Owners gained an increase in their share of revenues, players earned concessions related to salaries, benefits and off-season activities, and the fans get a 2011 season that remains largely intact.

The debate was at times rancorous. But ultimately, NFL commissioner Roger Goodell and NFLPA executive Demaurice Smith represented their constituents with dignity, while negotiating genuinely with the other side. There were no major fissures or fractures on either side.

The owners voted almost unanimously (one abstention) to ratify the labor deal and the NFLPA executive committee unanimously endorsed the agreement.

Compare this with the debate in Washington over the debt ceiling and a debt reduction plan. Talks have broken down…repeatedly…and the tone is bitter, vindictive and self-serving. Politicians on both sides are locked in dogmatic, self-righteous bloodsport, bent on letting the other side take the fall. This is power used abusively; it is not leadership.

Yet there is hope. Hope was exemplified in the image of Indianapolis Colts center Jeff Saturday, a key negotiator for NFL players, embracing New England Patriots owner Robert Kraft in a hug.

Kraft, who was pivotal in forging the deal, lost his wife Myra to cancer on July 20, even as he worked to forge labor peace.
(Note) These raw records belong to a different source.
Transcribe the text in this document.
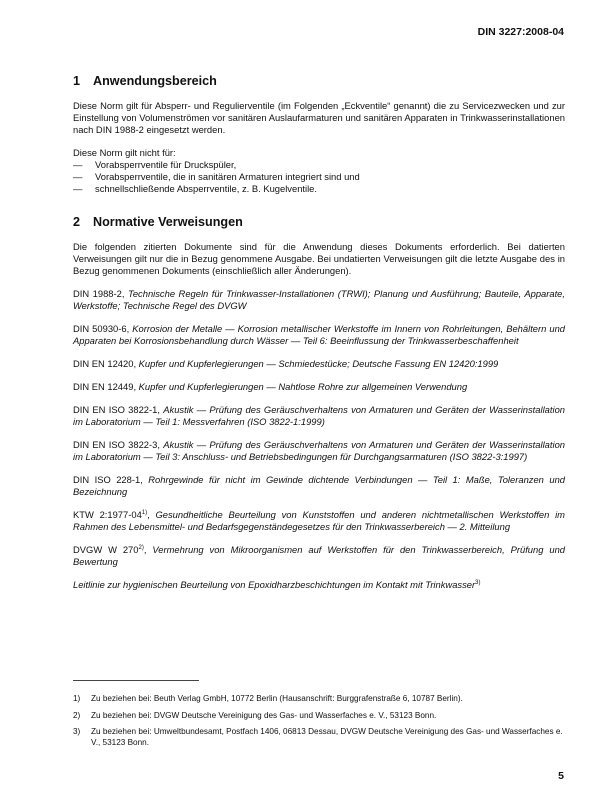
DIN 3227:2008-04
1 Anwendungsbereich

Diese Norm gilt für Absperr- und Regulierventile (im Folgenden „Eckventile“ genannt) die zu Servicezwecken und zur Einstellung von Volumenströmen vor sanitären Auslaufarmaturen und sanitären Apparaten in Trinkwasserinstallationen nach DIN 1988-2 eingesetzt werden.

Diese Norm gilt nicht für:

—	Vorabsperrventile für Druckspüler,
—	Vorabsperrventile, die in sanitären Armaturen integriert sind und
—	schnellschließende Absperrventile, z. B. Kugelventile.
2 Normative Verweisungen

Die folgenden zitierten Dokumente sind für die Anwendung dieses Dokuments erforderlich. Bei datierten Verweisungen gilt nur die in Bezug genommene Ausgabe. Bei undatierten Verweisungen gilt die letzte Ausgabe des in Bezug genommenen Dokuments (einschließlich aller Änderungen).

DIN 1988-2, Technische Regeln für Trinkwasser-Installationen (TRWI); Planung und Ausführung; Bauteile, Apparate, Werkstoffe; Technische Regel des DVGW

DIN 50930-6, Korrosion der Metalle — Korrosion metallischer Werkstoffe im Innern von Rohrleitungen, Behältern und Apparaten bei Korrosionsbehandlung durch Wässer — Teil 6: Beeinflussung der Trinkwasserbeschaffenheit

DIN EN 12420, Kupfer und Kupferlegierungen — Schmiedestücke; Deutsche Fassung EN 12420:1999

DIN EN 12449, Kupfer und Kupferlegierungen — Nahtlose Rohre zur allgemeinen Verwendung

DIN EN ISO 3822-1, Akustik — Prüfung des Geräuschverhaltens von Armaturen und Geräten der Wasserinstallation im Laboratorium — Teil 1: Messverfahren (ISO 3822-1:1999)

DIN EN ISO 3822-3, Akustik — Prüfung des Geräuschverhaltens von Armaturen und Geräten der Wasserinstallation im Laboratorium — Teil 3: Anschluss- und Betriebsbedingungen für Durchgangsarmaturen (ISO 3822-3:1997)

DIN ISO 228-1, Rohrgewinde für nicht im Gewinde dichtende Verbindungen — Teil 1: Maße, Toleranzen und Bezeichnung

KTW 2:1977-04$^{1)}$, Gesundheitliche Beurteilung von Kunststoffen und anderen nichtmetallischen Werkstoffen im Rahmen des Lebensmittel- und Bedarfsgegenständegesetzes für den Trinkwasserbereich — 2. Mitteilung

DVGW W 270$^{2)}$, Vermehrung von Mikroorganismen auf Werkstoffen für den Trinkwasserbereich, Prüfung und Bewertung

Leitlinie zur hygienischen Beurteilung von Epoxidharzbeschichtungen im Kontakt mit Trinkwasser$^{3)}$

1)	Zu beziehen bei: Beuth Verlag GmbH, 10772 Berlin (Hausanschrift: Burggrafenstraße 6, 10787 Berlin).
2)	Zu beziehen bei: DVGW Deutsche Vereinigung des Gas- und Wasserfaches e. V., 53123 Bonn.
3)	Zu beziehen bei: Umweltbundesamt, Postfach 1406, 06813 Dessau, DVGW Deutsche Vereinigung des Gas- und Wasserfaches e. V., 53123 Bonn.
5
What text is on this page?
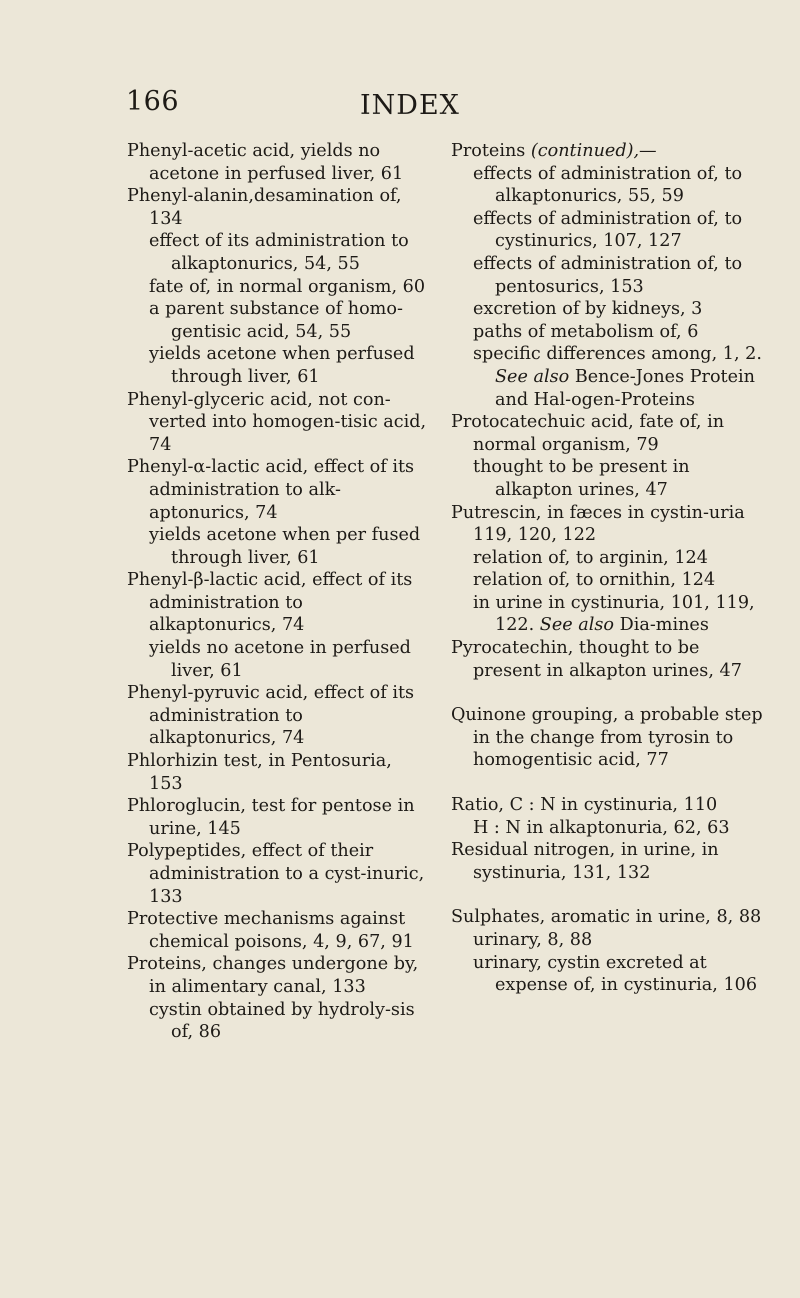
166	INDEX

Phenyl-acetic acid, yields no acetone in perfused liver, 61

Phenyl-alanin,desamination of, 134

effect of its administration to alkaptonurics, 54, 55

fate of, in normal organism, 60

a parent substance of homo-gentisic acid, 54, 55

yields acetone when perfused through liver, 61

Phenyl-glyceric acid, not con-verted into homogen-tisic acid, 74

Phenyl-α-lactic acid, effect of its administration to alk-aptonurics, 74

yields acetone when per fused through liver, 61

Phenyl-β-lactic acid, effect of its administration to alkaptonurics, 74

yields no acetone in perfused liver, 61

Phenyl-pyruvic acid, effect of its administration to alkaptonurics, 74

Phlorhizin test, in Pentosuria, 153

Phloroglucin, test for pentose in urine, 145

Polypeptides, effect of their administration to a cyst-inuric, 133

Protective mechanisms against chemical poisons, 4, 9, 67, 91

Proteins, changes undergone by, in alimentary canal, 133

cystin obtained by hydroly-sis of, 86

Proteins (continued),—

effects of administration of, to alkaptonurics, 55, 59

effects of administration of, to cystinurics, 107, 127

effects of administration of, to pentosurics, 153

excretion of by kidneys, 3

paths of metabolism of, 6

specific differences among, 1, 2. See also Bence-Jones Protein and Hal-ogen-Proteins

Protocatechuic acid, fate of, in normal organism, 79

thought to be present in alkapton urines, 47

Putrescin, in fæces in cystin-uria 119, 120, 122

relation of, to arginin, 124

relation of, to ornithin, 124

in urine in cystinuria, 101, 119, 122. See also Dia-mines

Pyrocatechin, thought to be present in alkapton urines, 47

Quinone grouping, a probable step in the change from tyrosin to homogentisic acid, 77

Ratio, C : N in cystinuria, 110

H : N in alkaptonuria, 62, 63

Residual nitrogen, in urine, in systinuria, 131, 132

Sulphates, aromatic in urine, 8, 88

urinary, 8, 88

urinary, cystin excreted at expense of, in cystinuria, 106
The hug between Saturday and Kraft was not two adversaries signing a truce, but of two men – two leaders – recognizing there are more important issues than the divvying up of profits.

And if a league of bulked up gladiators and wealthy team owners can see that, perhaps there’s hope yet for those elected to serve.

What is your recollection of noble moments: where core values superseded greed and corruption, and then civilization got to play?